As recently as 2014, an inspector general report verified ADEs occur in 22% of all Medicare beneficiaries during their SNF stays; an additional 11% also experienced harm from those events. Meanwhile, nearly 60% of every one of those events were deemed “preventable.”

Other drug-related problems are lurking. The highly respected technology evaluator ECRI last November included two medication-related items in its top 10 list of healthcare’s greatest hazards in 2017: undetected opioid-induced respiratory depression, and mishaps linked to faulty user setups of automated drug dispensing cabinets.

A recent Journal of the American Geriatrics Society study titled “Older adults who take many medications have a higher risk for becoming frail” set the bar low: just five different daily meds as the minimum in its study cohort.

According to Rosenbloom, the average nursing home resident takes eight to nine prescription medications each day and takes between 12 and 13 different prescription medications over the course of a month.

When he’s not crisscrossing the country to consult with hospitals on physician management and staffing, Jerome Wilborn, M.D., national medical director of post acute care at Team Health (formerly IPC Healthcare), occasionally visits with patients. Weeks before this article was written, Wilborn visited with an 86-year-old hospitalized woman whose daily menu included a buffet of 28 different drugs.

“We treat our elderly with a very poor regimen of medications,” Wilborn says. “Part of the reason they’re sick is because we make them sick.” He doesn’t need any more confirmation that the industry suffers from a drug management problem. “I can go to any facility, and no matter how good my providers say they are, when I sit down with a director of nursing or unit clerk and ask them to give me five patients who are on more than 25 medications, every single time, one will quickly turn around and grab at least five charts,” he says. “You look at them and say, ‘Do you really think this makes a lot of sense? Let’s walk through each one.’ And in very short order, they will get rid of three to four meds on the first pass and feel comfortable. That’s all I’m trying to get them to do. Then I say, ‘Now go back and do it again in a couple of weeks.’ ”

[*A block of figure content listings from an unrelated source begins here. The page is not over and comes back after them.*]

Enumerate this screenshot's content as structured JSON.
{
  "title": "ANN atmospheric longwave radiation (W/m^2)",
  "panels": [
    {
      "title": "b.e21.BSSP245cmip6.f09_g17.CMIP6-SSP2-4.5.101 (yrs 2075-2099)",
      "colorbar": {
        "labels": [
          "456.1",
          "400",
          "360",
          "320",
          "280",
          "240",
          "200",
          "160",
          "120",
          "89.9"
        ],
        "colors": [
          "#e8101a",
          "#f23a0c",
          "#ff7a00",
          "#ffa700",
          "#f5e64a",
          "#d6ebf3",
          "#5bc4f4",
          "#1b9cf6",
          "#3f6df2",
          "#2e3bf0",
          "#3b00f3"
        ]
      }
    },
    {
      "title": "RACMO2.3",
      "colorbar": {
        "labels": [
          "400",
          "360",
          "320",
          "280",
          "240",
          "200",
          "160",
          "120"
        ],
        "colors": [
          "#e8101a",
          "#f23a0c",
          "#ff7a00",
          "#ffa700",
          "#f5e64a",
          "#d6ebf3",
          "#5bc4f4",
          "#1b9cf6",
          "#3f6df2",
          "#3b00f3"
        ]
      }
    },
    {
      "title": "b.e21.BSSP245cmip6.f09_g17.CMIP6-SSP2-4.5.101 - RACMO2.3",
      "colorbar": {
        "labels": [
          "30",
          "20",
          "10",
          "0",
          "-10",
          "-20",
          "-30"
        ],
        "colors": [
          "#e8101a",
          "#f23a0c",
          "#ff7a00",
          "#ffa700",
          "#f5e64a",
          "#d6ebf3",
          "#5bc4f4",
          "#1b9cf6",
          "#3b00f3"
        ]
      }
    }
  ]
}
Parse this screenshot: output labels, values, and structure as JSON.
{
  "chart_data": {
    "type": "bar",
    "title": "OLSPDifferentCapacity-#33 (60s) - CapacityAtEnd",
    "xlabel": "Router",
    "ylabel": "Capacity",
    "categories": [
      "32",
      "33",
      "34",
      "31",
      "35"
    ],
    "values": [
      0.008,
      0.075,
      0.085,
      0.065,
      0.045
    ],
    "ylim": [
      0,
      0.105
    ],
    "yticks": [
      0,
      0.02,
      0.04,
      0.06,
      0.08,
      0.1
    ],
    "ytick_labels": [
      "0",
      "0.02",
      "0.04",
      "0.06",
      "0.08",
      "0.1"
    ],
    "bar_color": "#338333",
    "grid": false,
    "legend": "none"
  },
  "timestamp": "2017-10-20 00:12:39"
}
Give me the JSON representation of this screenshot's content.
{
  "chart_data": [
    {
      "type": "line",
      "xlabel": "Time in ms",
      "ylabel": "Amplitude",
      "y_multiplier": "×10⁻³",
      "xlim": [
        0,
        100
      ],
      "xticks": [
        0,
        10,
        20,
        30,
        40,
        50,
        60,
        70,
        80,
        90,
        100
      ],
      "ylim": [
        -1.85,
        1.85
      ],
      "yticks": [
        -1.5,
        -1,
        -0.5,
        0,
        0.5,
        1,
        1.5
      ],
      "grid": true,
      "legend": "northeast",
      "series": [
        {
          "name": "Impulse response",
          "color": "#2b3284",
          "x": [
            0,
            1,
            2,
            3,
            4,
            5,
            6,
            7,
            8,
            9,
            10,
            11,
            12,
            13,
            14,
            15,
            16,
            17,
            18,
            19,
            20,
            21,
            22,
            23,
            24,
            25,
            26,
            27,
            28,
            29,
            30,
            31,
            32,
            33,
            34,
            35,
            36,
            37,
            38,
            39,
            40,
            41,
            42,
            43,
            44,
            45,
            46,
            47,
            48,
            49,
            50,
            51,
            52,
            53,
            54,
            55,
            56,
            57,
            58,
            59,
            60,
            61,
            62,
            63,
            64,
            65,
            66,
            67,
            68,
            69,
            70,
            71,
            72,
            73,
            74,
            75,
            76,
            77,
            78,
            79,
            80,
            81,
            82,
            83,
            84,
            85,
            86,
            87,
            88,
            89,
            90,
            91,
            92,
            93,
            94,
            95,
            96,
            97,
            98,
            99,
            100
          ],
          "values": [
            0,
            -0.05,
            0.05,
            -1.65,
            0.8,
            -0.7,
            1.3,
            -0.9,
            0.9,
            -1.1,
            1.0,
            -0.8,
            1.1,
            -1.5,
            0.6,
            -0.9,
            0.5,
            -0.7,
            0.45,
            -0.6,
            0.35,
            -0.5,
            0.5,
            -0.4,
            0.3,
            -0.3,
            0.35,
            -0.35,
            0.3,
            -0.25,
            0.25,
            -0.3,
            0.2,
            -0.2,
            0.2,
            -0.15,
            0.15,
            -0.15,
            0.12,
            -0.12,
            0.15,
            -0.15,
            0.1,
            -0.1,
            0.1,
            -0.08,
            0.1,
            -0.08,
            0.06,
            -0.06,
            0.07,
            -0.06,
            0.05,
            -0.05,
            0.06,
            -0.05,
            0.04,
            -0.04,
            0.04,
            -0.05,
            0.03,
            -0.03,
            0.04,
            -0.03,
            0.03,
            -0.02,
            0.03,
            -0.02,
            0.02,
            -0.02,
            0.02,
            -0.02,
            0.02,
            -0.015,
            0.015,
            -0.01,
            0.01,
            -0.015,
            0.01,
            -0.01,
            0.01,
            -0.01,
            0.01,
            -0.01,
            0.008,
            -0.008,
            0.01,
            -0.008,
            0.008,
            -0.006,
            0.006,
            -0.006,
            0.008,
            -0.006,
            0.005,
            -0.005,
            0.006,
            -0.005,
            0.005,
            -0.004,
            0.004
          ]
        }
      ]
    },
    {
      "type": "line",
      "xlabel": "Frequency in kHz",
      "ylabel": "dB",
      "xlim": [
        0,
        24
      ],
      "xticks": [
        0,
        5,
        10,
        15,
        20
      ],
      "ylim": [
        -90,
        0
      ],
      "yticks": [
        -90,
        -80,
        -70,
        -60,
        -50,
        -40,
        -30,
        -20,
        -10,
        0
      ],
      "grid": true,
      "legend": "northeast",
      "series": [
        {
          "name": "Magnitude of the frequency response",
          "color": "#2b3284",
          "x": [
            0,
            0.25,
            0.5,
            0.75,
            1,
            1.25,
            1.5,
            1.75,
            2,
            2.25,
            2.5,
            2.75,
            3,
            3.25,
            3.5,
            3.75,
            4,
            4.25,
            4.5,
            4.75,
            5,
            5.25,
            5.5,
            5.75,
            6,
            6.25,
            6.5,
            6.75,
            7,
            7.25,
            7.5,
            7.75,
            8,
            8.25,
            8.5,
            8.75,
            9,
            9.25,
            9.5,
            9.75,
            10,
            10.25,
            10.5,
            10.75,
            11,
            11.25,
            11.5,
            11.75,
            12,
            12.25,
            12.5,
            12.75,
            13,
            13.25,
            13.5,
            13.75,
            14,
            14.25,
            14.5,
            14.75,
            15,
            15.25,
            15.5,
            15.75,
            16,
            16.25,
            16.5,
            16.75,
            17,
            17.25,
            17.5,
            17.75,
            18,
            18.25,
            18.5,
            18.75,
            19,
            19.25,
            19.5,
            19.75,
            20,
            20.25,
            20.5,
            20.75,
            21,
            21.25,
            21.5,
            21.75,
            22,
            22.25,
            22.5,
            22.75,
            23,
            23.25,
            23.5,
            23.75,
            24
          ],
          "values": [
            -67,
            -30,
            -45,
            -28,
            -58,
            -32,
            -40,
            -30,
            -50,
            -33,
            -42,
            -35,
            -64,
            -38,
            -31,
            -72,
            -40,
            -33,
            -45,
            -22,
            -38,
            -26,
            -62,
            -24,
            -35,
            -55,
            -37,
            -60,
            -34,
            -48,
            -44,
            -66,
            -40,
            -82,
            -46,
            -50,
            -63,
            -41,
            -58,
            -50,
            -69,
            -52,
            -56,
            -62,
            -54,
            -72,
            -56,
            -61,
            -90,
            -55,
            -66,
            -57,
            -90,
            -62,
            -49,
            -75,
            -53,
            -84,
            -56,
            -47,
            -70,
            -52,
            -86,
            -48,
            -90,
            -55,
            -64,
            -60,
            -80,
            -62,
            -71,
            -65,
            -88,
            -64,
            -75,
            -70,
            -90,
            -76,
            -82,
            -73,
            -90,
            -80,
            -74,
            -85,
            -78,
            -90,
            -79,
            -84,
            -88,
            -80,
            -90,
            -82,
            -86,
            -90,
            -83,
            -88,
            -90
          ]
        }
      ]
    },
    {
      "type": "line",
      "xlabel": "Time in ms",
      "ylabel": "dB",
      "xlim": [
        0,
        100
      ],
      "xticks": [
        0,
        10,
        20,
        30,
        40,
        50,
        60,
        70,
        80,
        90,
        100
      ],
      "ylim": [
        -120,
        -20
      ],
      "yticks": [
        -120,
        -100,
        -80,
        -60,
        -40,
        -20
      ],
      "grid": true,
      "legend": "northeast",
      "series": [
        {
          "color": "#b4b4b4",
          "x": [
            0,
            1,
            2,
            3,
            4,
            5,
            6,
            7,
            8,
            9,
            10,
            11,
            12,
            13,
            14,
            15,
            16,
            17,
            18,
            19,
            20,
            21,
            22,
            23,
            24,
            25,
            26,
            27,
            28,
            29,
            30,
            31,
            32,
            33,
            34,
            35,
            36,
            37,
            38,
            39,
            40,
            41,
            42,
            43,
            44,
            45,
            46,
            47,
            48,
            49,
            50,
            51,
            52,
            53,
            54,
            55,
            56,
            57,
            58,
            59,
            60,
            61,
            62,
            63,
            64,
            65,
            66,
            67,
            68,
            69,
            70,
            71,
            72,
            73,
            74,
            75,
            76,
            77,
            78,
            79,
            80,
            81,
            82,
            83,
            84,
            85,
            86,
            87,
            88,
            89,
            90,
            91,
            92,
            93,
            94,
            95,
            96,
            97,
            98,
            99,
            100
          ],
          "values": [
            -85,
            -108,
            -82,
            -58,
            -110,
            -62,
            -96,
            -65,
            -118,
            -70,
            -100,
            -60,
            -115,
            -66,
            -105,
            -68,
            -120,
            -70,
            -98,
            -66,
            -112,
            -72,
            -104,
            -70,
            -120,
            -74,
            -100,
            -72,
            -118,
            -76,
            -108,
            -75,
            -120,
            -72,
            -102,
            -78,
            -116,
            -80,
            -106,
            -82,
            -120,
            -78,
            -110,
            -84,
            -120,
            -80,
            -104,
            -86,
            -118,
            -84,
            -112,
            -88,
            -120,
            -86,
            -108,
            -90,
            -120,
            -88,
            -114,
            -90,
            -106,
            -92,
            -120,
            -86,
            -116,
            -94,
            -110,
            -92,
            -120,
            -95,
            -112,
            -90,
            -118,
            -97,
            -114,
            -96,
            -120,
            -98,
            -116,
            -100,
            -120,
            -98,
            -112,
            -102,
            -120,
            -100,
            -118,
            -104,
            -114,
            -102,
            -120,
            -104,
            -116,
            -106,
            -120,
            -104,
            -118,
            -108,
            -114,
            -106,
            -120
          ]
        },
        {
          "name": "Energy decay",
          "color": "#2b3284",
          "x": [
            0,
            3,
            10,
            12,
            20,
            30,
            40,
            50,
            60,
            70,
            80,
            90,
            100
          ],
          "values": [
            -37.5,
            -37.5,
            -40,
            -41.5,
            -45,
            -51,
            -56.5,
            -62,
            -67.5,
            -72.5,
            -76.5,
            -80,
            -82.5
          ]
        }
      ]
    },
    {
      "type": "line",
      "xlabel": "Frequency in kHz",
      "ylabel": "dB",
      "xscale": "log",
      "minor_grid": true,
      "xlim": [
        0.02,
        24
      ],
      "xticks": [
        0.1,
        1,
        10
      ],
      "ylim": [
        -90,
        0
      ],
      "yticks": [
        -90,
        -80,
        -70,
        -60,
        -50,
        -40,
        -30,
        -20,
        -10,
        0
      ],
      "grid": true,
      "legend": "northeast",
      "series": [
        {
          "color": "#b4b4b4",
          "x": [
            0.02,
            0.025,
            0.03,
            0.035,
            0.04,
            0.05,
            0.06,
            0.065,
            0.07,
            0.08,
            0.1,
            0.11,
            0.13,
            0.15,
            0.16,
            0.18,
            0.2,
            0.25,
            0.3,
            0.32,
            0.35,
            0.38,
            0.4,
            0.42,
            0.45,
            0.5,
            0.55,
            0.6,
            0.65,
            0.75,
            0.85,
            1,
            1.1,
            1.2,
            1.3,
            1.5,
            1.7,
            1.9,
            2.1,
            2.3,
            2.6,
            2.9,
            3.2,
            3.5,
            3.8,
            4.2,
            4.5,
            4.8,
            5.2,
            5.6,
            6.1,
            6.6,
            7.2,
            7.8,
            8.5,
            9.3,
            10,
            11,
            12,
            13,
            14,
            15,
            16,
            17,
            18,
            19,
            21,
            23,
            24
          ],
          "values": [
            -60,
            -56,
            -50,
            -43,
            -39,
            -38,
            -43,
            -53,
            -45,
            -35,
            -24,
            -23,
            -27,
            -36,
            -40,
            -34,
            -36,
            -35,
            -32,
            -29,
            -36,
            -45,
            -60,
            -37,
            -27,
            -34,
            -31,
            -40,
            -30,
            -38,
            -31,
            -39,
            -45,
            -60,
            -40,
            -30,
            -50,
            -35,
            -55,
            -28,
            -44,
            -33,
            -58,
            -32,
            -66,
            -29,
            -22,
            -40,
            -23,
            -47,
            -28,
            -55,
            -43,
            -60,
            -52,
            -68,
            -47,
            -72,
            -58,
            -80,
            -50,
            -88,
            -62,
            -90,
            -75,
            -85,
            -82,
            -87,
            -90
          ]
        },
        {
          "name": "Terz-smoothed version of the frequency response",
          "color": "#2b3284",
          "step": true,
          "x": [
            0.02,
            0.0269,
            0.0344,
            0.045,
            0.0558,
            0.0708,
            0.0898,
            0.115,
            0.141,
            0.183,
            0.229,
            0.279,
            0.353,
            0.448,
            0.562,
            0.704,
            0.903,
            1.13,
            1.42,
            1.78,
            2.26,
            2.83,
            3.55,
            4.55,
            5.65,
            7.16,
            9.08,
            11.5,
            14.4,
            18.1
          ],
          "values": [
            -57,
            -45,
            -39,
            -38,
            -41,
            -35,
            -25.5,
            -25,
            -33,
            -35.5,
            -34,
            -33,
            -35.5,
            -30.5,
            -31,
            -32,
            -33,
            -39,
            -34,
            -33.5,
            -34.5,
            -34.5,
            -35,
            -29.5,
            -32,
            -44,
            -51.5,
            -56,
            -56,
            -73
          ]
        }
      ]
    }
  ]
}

As complex and challenging and interdisciplinary as medication management is, Wilborn can distill its parts down to one thing: medication optimization. It’s not only about just ensuring that the most appropriate drugs are being prescribed, but also ensuring they get to the resident in the first place.

“It’s not uncommon that medications you’ve prescribed aren’t being given, especially in places like assisted living, where there’s just a real paucity of caregivers, and sometimes those meds don’t get passed,” he observes.